Tout le monde ne peut certes pas débuter sa carrière par Citizen Kane, et le film accumule les erreurs (de débutant) : théâtralité verbeuse – on y parle (presque) plus en soixante-deux minutes que dans le reste de sa filmographie –, symbolisme kolossal – guerre anonyme, acteurs (dont Paul Mazursky, pas encore cinéaste) en belligérants dédoublés, radeau de déréliction emprunté à Géricault – et scénario exsangue – le meurtre tue le film – mais il déploie également des qualités qui s’épanouiront bientôt à l’intérieur de genres populaires (le polar, le péplum, la comédie sentimentale, la satire, la science-fiction, le mélodrame ou l’horreur, pour un auteur souvent présenté comme leur Attila) : beauté de la photographie, trahissant le passé proche de Kubrick, composition admirable des cadres (la victime de profil attachée à son arbre de douleur avec une ceinture d’uniforme, à la fois proue sculptée de navire (préfigurant Héra dans Jason et les argonautes) et saint Sébastien féminin dans l’attente de flèches qui ne viendront pas, car elle périra d’une balle dans le dos, rapide trépas « préférable » aux calvaires endurés par les proies suppliciées de Brian De Palma dans Outrages et Redacted) ou sensualité onirique nimbée de folie, qui éclate en accès brusques (la mort du général), retrouvée au centuple dans l’anxiogène et autobiographique Eyes Wide Shut, le dernier opus bouclant ainsi la boucle avec le tout premier.

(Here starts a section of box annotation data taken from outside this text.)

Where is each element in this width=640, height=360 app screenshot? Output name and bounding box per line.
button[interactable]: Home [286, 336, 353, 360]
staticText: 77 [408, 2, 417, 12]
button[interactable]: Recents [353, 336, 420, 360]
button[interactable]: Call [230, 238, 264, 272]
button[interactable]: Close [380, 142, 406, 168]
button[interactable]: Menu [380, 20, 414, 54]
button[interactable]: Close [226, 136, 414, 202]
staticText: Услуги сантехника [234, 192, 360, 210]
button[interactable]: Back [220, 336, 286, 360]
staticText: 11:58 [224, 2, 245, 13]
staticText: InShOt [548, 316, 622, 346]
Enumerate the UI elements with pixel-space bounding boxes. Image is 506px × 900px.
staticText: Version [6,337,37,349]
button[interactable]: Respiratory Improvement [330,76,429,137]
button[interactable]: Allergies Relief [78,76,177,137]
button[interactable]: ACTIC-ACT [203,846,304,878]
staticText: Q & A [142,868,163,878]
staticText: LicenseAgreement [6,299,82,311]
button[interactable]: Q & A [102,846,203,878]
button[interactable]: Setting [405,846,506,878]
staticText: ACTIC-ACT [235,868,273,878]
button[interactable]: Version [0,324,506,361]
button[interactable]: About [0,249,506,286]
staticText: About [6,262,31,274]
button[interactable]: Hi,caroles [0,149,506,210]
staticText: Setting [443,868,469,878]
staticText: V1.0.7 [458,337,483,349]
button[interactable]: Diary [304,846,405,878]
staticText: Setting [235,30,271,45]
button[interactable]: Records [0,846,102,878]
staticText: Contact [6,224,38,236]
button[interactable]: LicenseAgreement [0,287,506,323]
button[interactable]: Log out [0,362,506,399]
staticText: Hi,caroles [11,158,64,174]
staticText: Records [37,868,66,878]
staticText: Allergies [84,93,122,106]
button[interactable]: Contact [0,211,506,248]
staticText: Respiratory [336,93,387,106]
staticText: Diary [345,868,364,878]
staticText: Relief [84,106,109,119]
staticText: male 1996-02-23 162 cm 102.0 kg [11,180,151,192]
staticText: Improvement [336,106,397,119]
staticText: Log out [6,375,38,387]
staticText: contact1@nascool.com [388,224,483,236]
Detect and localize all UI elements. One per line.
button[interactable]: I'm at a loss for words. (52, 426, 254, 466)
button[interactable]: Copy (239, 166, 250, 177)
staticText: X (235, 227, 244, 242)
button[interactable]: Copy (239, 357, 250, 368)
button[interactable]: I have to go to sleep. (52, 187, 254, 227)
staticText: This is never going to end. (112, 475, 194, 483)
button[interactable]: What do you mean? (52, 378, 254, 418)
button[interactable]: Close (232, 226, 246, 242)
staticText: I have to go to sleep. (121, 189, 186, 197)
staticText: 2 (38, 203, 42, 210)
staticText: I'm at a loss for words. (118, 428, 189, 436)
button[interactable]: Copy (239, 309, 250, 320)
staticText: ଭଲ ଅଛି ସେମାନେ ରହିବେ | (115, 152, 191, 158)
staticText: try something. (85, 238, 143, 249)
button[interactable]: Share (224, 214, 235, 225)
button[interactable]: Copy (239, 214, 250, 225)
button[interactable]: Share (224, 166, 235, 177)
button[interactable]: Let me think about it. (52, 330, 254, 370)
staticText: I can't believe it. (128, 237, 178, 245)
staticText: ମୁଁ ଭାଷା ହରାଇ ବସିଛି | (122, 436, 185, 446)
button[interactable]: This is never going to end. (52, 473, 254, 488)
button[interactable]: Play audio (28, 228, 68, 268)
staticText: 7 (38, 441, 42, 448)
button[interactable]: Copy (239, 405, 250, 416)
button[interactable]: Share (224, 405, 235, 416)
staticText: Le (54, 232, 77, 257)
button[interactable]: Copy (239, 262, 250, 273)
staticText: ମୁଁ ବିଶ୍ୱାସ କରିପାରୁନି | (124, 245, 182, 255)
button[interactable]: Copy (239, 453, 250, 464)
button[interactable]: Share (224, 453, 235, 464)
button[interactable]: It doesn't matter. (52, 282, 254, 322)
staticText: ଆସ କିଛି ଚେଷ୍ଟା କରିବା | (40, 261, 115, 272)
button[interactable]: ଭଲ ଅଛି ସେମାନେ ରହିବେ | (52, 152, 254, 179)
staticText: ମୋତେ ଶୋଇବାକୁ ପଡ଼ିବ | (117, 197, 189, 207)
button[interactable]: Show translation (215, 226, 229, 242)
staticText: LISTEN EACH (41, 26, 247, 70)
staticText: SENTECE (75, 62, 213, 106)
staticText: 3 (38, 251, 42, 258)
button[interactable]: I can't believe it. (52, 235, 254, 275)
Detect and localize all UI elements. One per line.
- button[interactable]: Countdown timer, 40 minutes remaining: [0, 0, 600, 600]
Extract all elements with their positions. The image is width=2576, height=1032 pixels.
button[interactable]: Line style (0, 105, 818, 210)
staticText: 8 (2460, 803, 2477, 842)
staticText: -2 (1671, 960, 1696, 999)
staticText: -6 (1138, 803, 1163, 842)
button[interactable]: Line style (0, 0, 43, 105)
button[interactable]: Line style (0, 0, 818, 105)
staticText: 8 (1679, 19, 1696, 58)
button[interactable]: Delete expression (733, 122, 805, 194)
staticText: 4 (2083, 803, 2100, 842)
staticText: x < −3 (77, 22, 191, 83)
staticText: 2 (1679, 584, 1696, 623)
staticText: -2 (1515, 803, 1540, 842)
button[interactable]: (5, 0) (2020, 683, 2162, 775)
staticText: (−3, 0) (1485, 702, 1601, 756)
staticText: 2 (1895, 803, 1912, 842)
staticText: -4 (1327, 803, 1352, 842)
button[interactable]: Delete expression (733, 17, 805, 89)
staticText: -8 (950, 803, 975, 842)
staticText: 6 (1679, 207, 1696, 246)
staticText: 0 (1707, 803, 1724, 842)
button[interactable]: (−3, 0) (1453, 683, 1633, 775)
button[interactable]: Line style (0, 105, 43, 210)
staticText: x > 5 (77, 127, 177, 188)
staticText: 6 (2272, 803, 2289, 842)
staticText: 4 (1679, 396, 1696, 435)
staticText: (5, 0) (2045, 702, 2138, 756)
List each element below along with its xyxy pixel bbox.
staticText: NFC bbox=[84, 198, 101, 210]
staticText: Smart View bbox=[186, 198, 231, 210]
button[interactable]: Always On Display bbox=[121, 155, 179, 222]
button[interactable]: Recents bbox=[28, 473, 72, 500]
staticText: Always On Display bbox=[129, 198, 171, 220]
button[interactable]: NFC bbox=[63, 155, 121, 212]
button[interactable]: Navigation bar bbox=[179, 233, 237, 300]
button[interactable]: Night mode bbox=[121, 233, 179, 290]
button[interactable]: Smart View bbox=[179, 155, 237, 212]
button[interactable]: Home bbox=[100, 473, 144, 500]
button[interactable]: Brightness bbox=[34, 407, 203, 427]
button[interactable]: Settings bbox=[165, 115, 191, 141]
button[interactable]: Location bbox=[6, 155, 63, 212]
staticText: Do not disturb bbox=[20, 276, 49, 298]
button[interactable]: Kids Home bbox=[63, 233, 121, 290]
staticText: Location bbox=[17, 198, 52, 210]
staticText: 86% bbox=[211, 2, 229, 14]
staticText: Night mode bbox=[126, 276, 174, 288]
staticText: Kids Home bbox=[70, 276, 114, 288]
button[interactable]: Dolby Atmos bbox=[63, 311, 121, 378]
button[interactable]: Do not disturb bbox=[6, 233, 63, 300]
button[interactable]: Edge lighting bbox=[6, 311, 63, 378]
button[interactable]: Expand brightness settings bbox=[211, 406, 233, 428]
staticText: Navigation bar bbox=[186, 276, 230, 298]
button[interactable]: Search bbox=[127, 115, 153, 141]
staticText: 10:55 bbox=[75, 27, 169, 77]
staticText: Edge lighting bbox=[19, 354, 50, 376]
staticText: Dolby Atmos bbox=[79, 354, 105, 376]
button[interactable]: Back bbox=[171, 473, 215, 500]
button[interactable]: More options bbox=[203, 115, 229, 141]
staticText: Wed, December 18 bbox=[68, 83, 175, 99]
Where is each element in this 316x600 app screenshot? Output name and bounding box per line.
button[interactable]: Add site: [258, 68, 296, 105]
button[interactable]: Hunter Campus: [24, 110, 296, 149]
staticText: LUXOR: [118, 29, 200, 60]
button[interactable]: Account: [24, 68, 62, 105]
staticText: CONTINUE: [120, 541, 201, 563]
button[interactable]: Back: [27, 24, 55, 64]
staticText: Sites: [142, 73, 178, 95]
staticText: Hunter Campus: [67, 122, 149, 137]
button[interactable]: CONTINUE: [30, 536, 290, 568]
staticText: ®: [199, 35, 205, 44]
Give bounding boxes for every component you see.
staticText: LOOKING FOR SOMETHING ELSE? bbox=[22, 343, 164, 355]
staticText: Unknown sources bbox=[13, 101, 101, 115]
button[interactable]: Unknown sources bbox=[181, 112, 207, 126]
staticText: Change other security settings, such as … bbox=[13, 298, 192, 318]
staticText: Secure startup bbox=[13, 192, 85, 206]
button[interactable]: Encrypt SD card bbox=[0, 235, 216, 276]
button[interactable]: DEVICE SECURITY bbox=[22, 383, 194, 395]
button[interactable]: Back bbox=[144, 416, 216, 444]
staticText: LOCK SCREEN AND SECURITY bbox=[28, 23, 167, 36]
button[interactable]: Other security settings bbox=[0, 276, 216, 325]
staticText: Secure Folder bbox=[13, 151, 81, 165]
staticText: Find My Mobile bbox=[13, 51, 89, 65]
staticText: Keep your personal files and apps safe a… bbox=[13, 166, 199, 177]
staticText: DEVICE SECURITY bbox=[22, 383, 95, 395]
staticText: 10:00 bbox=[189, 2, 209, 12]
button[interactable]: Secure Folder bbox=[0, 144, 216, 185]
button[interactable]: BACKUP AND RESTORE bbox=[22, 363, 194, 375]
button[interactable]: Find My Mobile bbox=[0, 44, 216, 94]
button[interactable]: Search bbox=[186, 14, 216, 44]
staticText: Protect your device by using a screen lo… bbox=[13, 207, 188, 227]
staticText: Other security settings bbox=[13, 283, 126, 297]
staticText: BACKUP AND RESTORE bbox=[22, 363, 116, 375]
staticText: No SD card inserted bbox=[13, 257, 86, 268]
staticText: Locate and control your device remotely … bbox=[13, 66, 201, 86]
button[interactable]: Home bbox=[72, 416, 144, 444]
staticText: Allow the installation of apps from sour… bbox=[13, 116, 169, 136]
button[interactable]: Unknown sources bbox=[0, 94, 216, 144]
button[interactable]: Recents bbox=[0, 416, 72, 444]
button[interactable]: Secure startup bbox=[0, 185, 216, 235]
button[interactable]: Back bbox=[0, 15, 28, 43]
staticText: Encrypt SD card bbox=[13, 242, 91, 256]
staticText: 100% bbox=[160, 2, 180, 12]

Bien sûr, le film travaille pour la première fois le motif martial, esthétique et politique, formant avec Les Sentiers de la gloire et Full Metal Jacket (dans Docteur Folamour, aucun combat ne figure, pas même une bataille de tartes à la crème entre les puissants irresponsables de ce monde, puisque coupée au montage) une trilogie rageuse et drolatique. Voici sans doute ce qui manque le plus à ce séduisant mais bien trop sérieux essai : l’ironie et le sentimentalisme qui caractériseront l’œuvre à venir. Avec Fear and Desire, Kubrick se cherche encore et laisse plutôt présager Coppola (durant la dérive finale sur le fleuve, on s’attend à voir la berge constellée des trophées macabres d’Apocalyspe Now) et surtout Malick (absurde conflit humain en miroir d’une nature placide saisie par un regard volontiers panthéiste, voix off énonçant les mouvements de conscience des personnages, rythme languide et structure circulaire, les soldats finissant par revenir sur le « théâtre des opérations » après leur évasion en avion, à l’instar de l’écrivain raté (et mauvais père) de Shining rejoignant in fine son labyrinthe enneigé ou sa salle de bal (mentale), davantage que lui-même. 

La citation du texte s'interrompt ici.